Our Earthwatch team spent the week working in three different areas
of the Montoya site. While there are still many questions left unanswered,
we know many more things about this site than we did when we arrived
on October 20.
In Feature 3, what looked like a jumble of rocks last week is
now identifiable as a fairly shallow surface room. The room is defined
by a rectangle of upright slabs that were carefully excavated around.
In the same room block, but in a different room, an upright post,
a large amount of charcoal, and a deep pit were found. The pit is
still a mystery. It might have been made by rats or by some larger
animal. But the post gives us the potential of a tree-ring date,
as well as the location of a structural post. The charcoal was probably
a structural beam; other pieces of post that were burned on both
ends were found in the room, too. So we know that the structure
burned down.
Two stone tools, an arrowhead and a bi-face, were found by a roasting pit outside this room. Both are old enough to suggest an early pithouse occupation. This feature had several grinding stones within it, but they were not the kind that would have been used to grind corn. In fact, no evidence of corn was found. Perhaps the people who lived here did not farm.
Two rooms have been excavated in Feature 4, which started out
as a pile of masonry rubble. Earthwatch volunteers have found the
floor and walls of the rooms, and found a lot of potsherds inside.
Most of the pottery is from the 11th century, but some is from an
earlier time and some later. Hammerstones, beads, and a mother-of-pearl
pendant were found on the floor, as well as lots of ash and charcoal
that indicate burning. We can tell that the roof came down shortly
after, or at the time that the rooms were abandoned.

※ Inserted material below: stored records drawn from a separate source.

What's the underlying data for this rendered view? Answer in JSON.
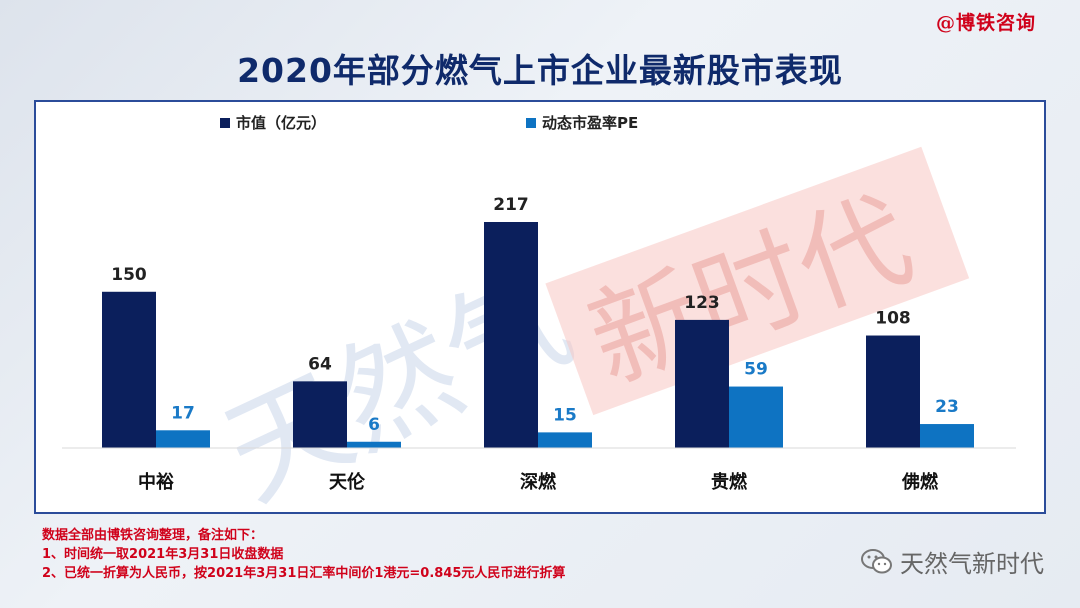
{
  "brand": "@博铁咨询",
  "chart_data": {
    "type": "bar",
    "title": "2020年部分燃气上市企业最新股市表现",
    "categories": [
      "中裕",
      "天伦",
      "深燃",
      "贵燃",
      "佛燃"
    ],
    "series": [
      {
        "name": "市值（亿元）",
        "values": [
          150,
          64,
          217,
          123,
          108
        ],
        "color": "#0b1f5c"
      },
      {
        "name": "动态市盈率PE",
        "values": [
          17,
          6,
          15,
          59,
          23
        ],
        "color": "#0e73c2"
      }
    ],
    "ylim": [
      0,
      217
    ],
    "legend": "top-left",
    "grid": false
  },
  "watermark": {
    "text": "天然气",
    "banner": "新时代"
  },
  "notes": [
    "数据全部由博铁咨询整理，备注如下：",
    "1、时间统一取2021年3月31日收盘数据",
    "2、已统一折算为人民币，按2021年3月31日汇率中间价1港元=0.845元人民币进行折算"
  ],
  "account": {
    "name": "天然气新时代",
    "icon": "wechat-icon"
  }
}
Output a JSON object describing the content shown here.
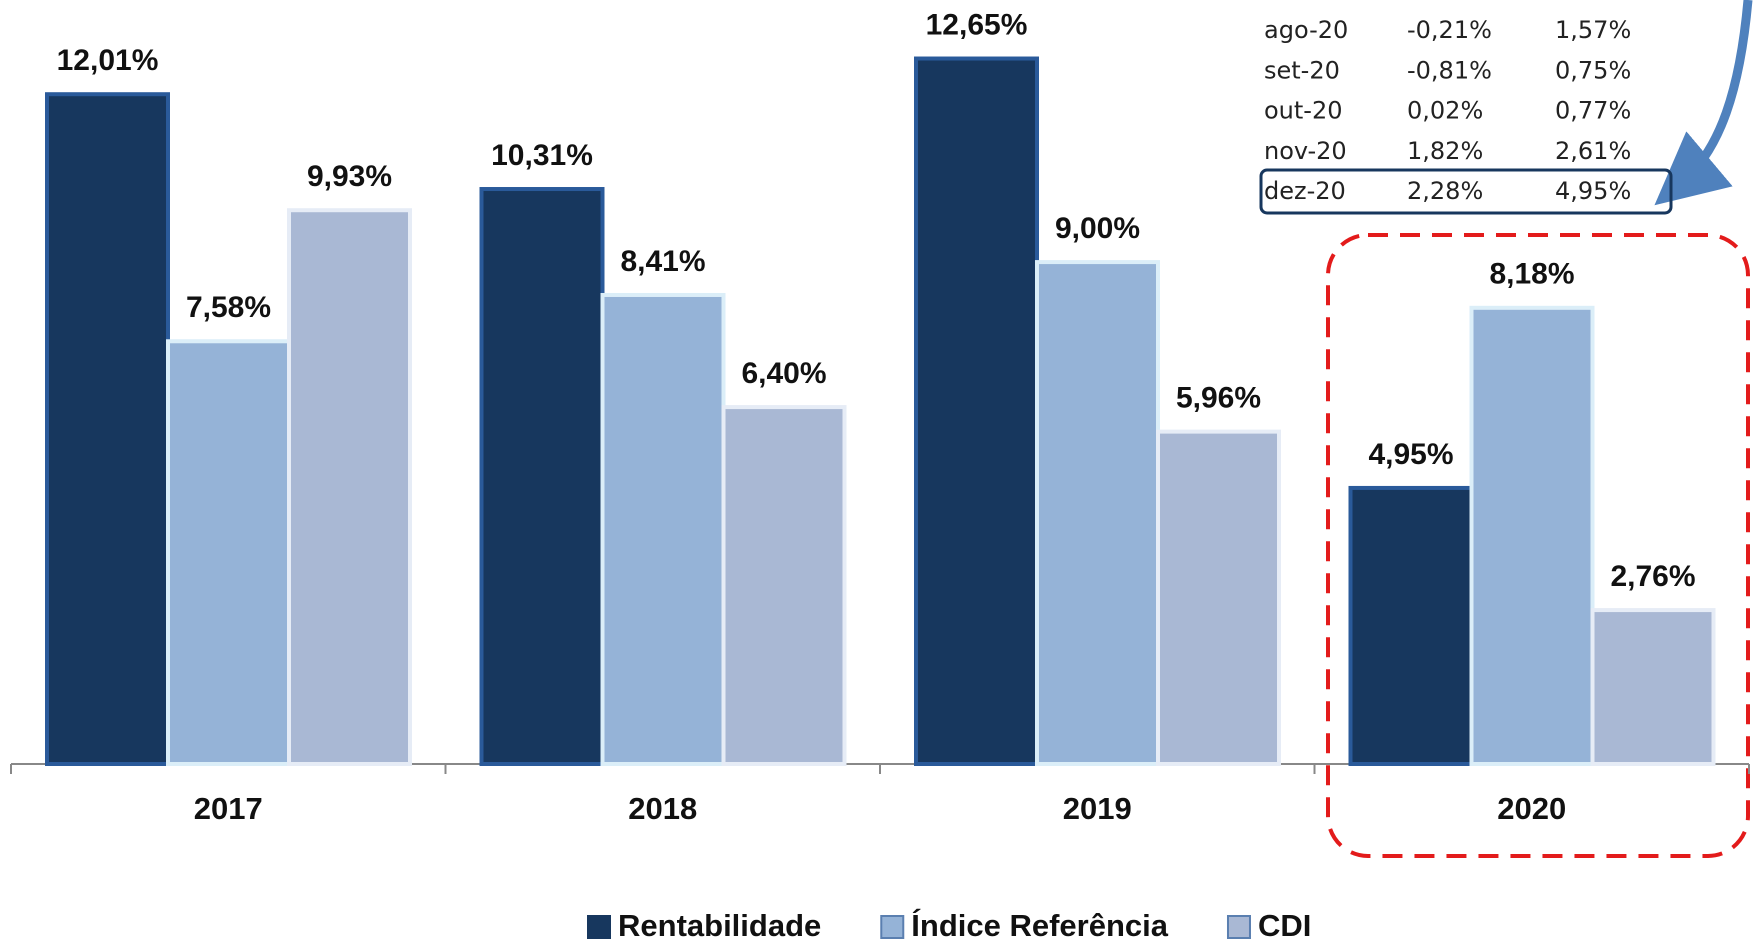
{
  "chart_data": {
    "type": "bar",
    "categories": [
      "2017",
      "2018",
      "2019",
      "2020"
    ],
    "series": [
      {
        "name": "Rentabilidade",
        "color": "#17375e",
        "values": [
          12.01,
          10.31,
          12.65,
          4.95
        ],
        "value_labels": [
          "12,01%",
          "10,31%",
          "12,65%",
          "4,95%"
        ]
      },
      {
        "name": "Índice Referência",
        "color": "#95b3d7",
        "values": [
          7.58,
          8.41,
          9.0,
          8.18
        ],
        "value_labels": [
          "7,58%",
          "8,41%",
          "9,00%",
          "8,18%"
        ]
      },
      {
        "name": "CDI",
        "color": "#a9b8d4",
        "values": [
          9.93,
          6.4,
          5.96,
          2.76
        ],
        "value_labels": [
          "9,93%",
          "6,40%",
          "5,96%",
          "2,76%"
        ]
      }
    ],
    "ylim": [
      0,
      13
    ]
  },
  "table": {
    "rows": [
      [
        "ago-20",
        "-0,21%",
        "1,57%"
      ],
      [
        "set-20",
        "-0,81%",
        "0,75%"
      ],
      [
        "out-20",
        "0,02%",
        "0,77%"
      ],
      [
        "nov-20",
        "1,82%",
        "2,61%"
      ],
      [
        "dez-20",
        "2,28%",
        "4,95%"
      ]
    ]
  }
}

So far, there hasn't been a great number of artifacts found on the floor level. Karl says that this will be a clue to how the people abandoned the site. If there aren't old materials on the floor, it suggests that people had time to pick things up and take them with them, or that maybe they moved somewhere nearby and could come back and pick up the things they found useful. When you find a lot of items in a room, it could mean that the occupants left in a hurry or that they were going far away and couldn't carry many things.
It's possible that the people at the Montoya site took what they needed, moved across the valley and then burned the structure down, which is often done when a pueblo is abandoned.
Next year, new Earthwatch teams will pick up where my team left
off. They will use the information that we found to guide their
research and will begin to look for answers to the new questions
raised by my team. As you can see, archaeologists must be very patient
it takes a long time to piece together 1,000 years of history!